Durun yahu, bir dakika!
Bu cümleler sizce de garip değil mi? Biz hep “hiç olmadığı kadar birlik ve beraberliğe muhtaç”, hep “devletinin istiklali ve milletinin istikbali tehdit altında” bir coğrafyanın evlatları olmak zorunda mıyız? Her seçim, bir başka sebepten tarihimizin en önemli seçimi oluyor; her gelen gün bizi millet ve kardeş olmaya biraz daha mecbur kılıyor, farkında mısınız?
Var olduğumuz coğrafya, mazimizde saklanan hatırı sayılır kudret ve haşmet, dünyanın yarınlarına dair ortaya koyduğumuz muhalefet ve teklif, sahip olduğumuz potansiyel ve iddia, yüzünü bize dönmüş mazlum halkların umutlu bakış ve duaları bizi hep diken üstünde tutmaya, hep bıçak sırtı bir yerlerde durmaya mecbur ediyor.
Nasip... Devlet ve milletlerin de insanlar gibi kaderden payları ve nasipleri var anlaşılan. Türkiye’nin tarih sahnesinde var olagelen ve artarak var olmaya devam edeceği anlaşılan nasibinden bu aziz milletin bir evladı olarak asla şikâyetçi değilim. Bilakis bu nasiple müftehir, bu muradın tecellisi uğrunda bir toz olma şerefine nail olmak ümidiyle ziyadesiyle bahtiyarım fakat içimde muzır bir afacan var ve böylesi zamanlarda susmuyor bir türlü. Neler demiyor neler, bir bilseniz.

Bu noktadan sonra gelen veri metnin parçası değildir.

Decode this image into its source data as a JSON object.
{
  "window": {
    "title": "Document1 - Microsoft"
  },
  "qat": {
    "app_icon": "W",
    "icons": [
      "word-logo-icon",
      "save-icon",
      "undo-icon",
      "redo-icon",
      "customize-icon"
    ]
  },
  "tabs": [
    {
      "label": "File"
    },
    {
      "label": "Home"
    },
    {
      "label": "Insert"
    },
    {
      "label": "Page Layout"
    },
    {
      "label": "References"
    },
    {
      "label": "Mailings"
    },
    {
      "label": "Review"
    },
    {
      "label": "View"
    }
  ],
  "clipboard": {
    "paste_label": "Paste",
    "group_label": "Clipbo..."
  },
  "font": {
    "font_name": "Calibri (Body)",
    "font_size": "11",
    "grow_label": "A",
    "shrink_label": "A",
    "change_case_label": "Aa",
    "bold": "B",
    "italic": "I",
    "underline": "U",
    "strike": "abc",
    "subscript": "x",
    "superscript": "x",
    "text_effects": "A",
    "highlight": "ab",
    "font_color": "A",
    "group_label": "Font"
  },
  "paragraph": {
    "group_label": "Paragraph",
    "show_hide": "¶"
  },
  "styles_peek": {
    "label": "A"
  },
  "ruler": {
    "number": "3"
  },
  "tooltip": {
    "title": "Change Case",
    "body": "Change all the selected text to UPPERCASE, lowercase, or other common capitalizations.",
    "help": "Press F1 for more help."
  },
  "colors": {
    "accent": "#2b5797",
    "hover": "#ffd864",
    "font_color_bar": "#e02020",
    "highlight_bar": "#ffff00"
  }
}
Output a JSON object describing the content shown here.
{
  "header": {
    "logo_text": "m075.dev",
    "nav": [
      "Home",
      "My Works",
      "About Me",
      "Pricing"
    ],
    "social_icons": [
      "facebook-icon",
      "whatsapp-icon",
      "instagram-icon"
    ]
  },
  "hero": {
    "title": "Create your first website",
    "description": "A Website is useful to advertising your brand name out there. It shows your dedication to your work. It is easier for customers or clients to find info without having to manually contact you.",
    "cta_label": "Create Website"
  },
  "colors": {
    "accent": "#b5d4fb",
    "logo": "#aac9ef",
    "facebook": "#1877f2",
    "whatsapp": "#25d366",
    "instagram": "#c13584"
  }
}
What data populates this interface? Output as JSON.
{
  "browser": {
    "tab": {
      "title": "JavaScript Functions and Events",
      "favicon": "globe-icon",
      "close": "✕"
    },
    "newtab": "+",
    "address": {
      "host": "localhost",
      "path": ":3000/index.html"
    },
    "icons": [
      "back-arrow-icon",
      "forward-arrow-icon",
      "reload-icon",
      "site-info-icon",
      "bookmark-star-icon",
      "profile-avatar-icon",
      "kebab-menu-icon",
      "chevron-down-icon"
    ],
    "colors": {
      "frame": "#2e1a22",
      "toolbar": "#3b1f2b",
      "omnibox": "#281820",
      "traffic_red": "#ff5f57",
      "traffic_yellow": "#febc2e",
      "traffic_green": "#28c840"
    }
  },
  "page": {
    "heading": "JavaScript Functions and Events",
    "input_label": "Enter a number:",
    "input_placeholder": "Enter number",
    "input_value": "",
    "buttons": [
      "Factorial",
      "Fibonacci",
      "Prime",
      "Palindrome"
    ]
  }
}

Bir seçim olsa diyor mesela ve bütün mesele evlerin penceresinin önüne konulacak çiçeklerin adı ve türü olsa. Partiler seçim meydanlarında yalnızca bu konuya dair vaatlerini dile getirseler. Bir parti, en çok menekşe yakışır bizim pencerelerimizin önüne dese, bir diğeri nergis, bir başkası sümbül. Yahut üç beş parti gül etrafında ittifak kurmaya çalışsalar da beceremedikleri için gül mahzun olup bir başka baharı temkin ve tedbirle beklemeye devam etse. Sokaklar görüntü kirliliği ve israf tablosu parti bayraklarıyla değil de partilerin önerdiği çiçeklerle süslense. Seçimden sonra kim kazanırsa kazansın, diğer çiçeklere dokunmasa da memleketi baştanbaşa rengârenk bir rayiha sarıverse... Oy kullanmak çok keyifli olmaz mıydı o zaman? Sizi bilmem ama bendeniz nergis ve sümbülün altına tereddütsüz basardım mührü.